I walked away from the Institute for Jewish Ideas and Ideals’s seminar with a newfound appreciation and motivation to include more Sephardic halachot, minhagim, and culture into my school.
I am proud to share that in the weeks that have passed since the seminar we have added several Sephardic additions to our Judaic Studies curriculum.
- Siddur Play- As is traditional in first grade, students receive their first siddur. Not only do the students receive a siddur for school, they also receive a siddur to be used at home. Even though the nusach of the school is Ashkenaz, we still gave the Sephardic families a gift of a Sephardic siddur. Another addition relating to the siddur play was the songs sung at the play.

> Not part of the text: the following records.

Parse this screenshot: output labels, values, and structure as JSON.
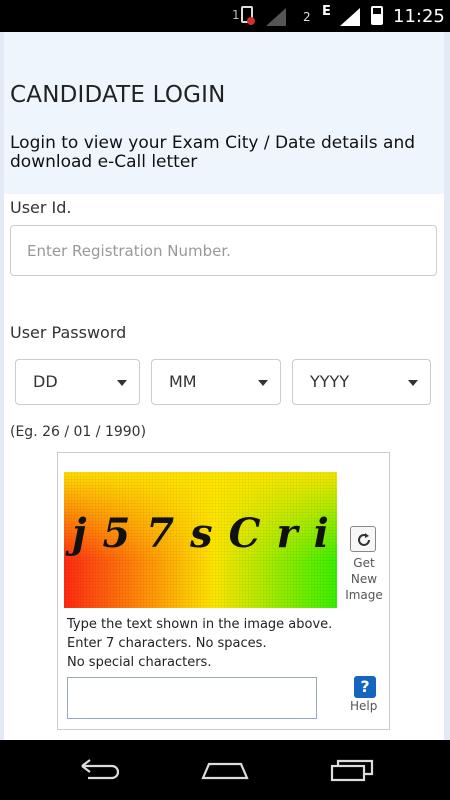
{
  "status_bar": {
    "sim1_label": "1",
    "sim2_label": "2",
    "network_type": "E",
    "time": "11:25"
  },
  "header": {
    "title": "CANDIDATE LOGIN",
    "subtitle": "Login to view your Exam City / Date details and download e-Call letter"
  },
  "login_form": {
    "user_id_label": "User Id.",
    "user_id_placeholder": "Enter Registration Number.",
    "user_id_value": "",
    "password_label": "User Password",
    "day_select": "DD",
    "month_select": "MM",
    "year_select": "YYYY",
    "date_example": "(Eg. 26 / 01 / 1990)"
  },
  "captcha": {
    "image_text": "j57sCri",
    "refresh_label_line1": "Get",
    "refresh_label_line2": "New",
    "refresh_label_line3": "Image",
    "instruction_line1": "Type the text shown in the image above.",
    "instruction_line2": "Enter 7 characters. No spaces.",
    "instruction_line3": "No special characters.",
    "input_value": "",
    "help_symbol": "?",
    "help_label": "Help"
  },
  "colors": {
    "header_bg": "#eef5fd",
    "help_icon": "#1565c0",
    "page_side": "#e3eaf6"
  },
  "nav_bar": {
    "icons": [
      "back-icon",
      "home-icon",
      "recents-icon"
    ]
  }
}
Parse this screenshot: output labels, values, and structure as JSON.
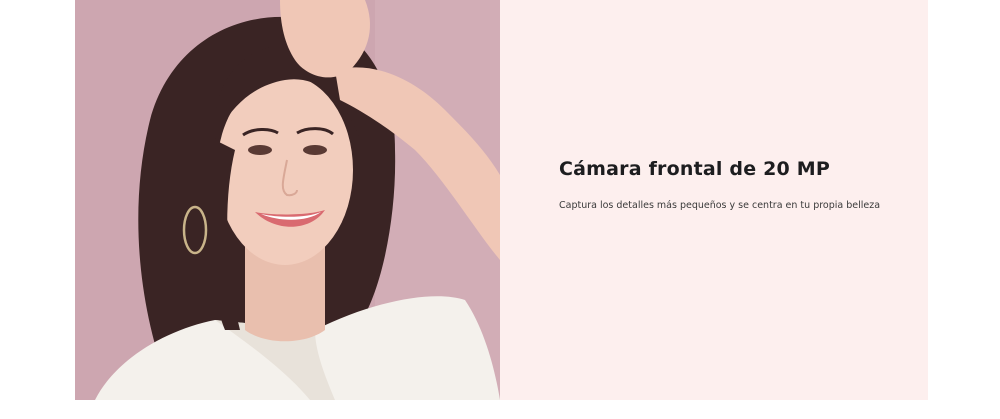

At our siddur play, the students sang several songs from different parts of the tefilah. We made sure to include a Sephardic tune for one of the songs. We taught the students adon olam in a Sephardic tune. In our daily tefilah in school, the students continue to sing adon olam in that Sephardic tune. After the siddur play, I received an email from a Hazzan in a local Sephardic synagogue who shared with me that on shabbat, one of my students requested to sing adon olam in the same tune that was taught in school.
- Chanuka- On Chanuka, we did a special program in each class highlighting Sephardic halachot, minhagim, and niggunim. We invited the Hazzan from the local Sephardic synagogue to come to school and teach some niggunim relating to Chanukah. Rabbi Ariel Cohen, our Director of Sephardic Studies, taught the students Sephardic halachot and minhagim relating to Chanukah.
- Brachot: Our school teaches the students the laws of brachot. The students are given a list of foods to memorize their appropriate brachot. We added a whole list of foods that are customarily eaten in Sephardic homes. We also included differences in the bracha between Ashkenazim and Sephardim. For example, matza during the year, Sephardim do not make hamotzey.
I would like to personally thank you again for the seminar as well as the generous stipend. The seminar inspired me to instill within my students a greater sense of the mesoret from all of Am Yisrael. We will continue to look for opportunities to incorporate Sephardic halachot, minhagim, and culture into our school wherever possible.